The base laptop runs $1,099.99 and pairs a Ryzen 5 5600H processor with a GeForce RTX 3060 GPU and 8GB of RAM. That's decent, but if you bump up the CPU/GPU combo to a Ryzen 7 5800H and GeForce RTX 3070 (+$140) and double the RAM to 16GB (+$50), you're still under $1,300. I've poked my head at various retailers like Best Buy and Newegg and the majority of what I found with a GeForce RTX 3070 runs several hundred dollars more.
In this case, the cheapest RTX 3070 that is in stock at Best Buy appears to be this same HP Omen model, except it's selling for $1,699.99.
HP Omen 15 Laptop | 144Hz | Ryzen 7 5800H | GeForce RTX 3070 | 16GB RAM | 512GB SSD | $1,289.99 at HP
This is such a good deal that we wonder if it is a pricing error on HP's part. It's worth giving it a shot, though, just be sure to manually select the Ryzen 7 5800H + GeForce RTX 3070 combo and 16GB of RAM when clicking through to the base config.
This brings up the possibility that it is a pricing error on HP's part, and perhaps the system builder will cancel orders. But that is not a foregone conclusion. The absolute cheapest RTX 3070 laptop at Best Buy is an out-of-stock Asus TUF Dash model with an Intel Core i7 11370H, 16GB of RAM, and 1TB SSD for $1,449.99, which is a little closer in price to the Omen.
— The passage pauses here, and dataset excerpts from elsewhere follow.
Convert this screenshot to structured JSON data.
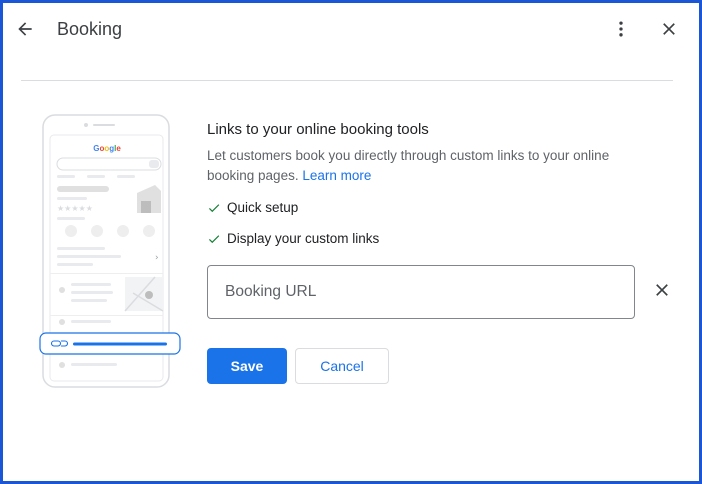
{
  "header": {
    "title": "Booking"
  },
  "illustration": {
    "brand": "Google"
  },
  "main": {
    "heading": "Links to your online booking tools",
    "description": "Let customers book you directly through custom links to your online booking pages.",
    "learn_more": "Learn more",
    "features": [
      "Quick setup",
      "Display your custom links"
    ]
  },
  "form": {
    "url_placeholder": "Booking URL"
  },
  "actions": {
    "save_label": "Save",
    "cancel_label": "Cancel"
  },
  "colors": {
    "accent": "#1a73e8",
    "frame": "#1a56d6",
    "check": "#188038"
  }
}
The other caveat is we don't know how the RTX 3070 is configured. It could be a Max-Q configuration with a lower TDP and clock speed, but even if so, I wouldn't hesitate to pounce on this if I was in the market for a new laptop.
The only thing I might change is the default storage option—HP has it set to two 256GB NVMe SSDs in RAID 0, giving you 512GB of storage. If one of those drives fails, your data is kaput. The benefit of RAID 0 is faster speed, but for the most part, the real-world benefit is likely to go unnoticed. If you'd rather player safer with a single 512GB NVMe SSD, it'll cost $20 more.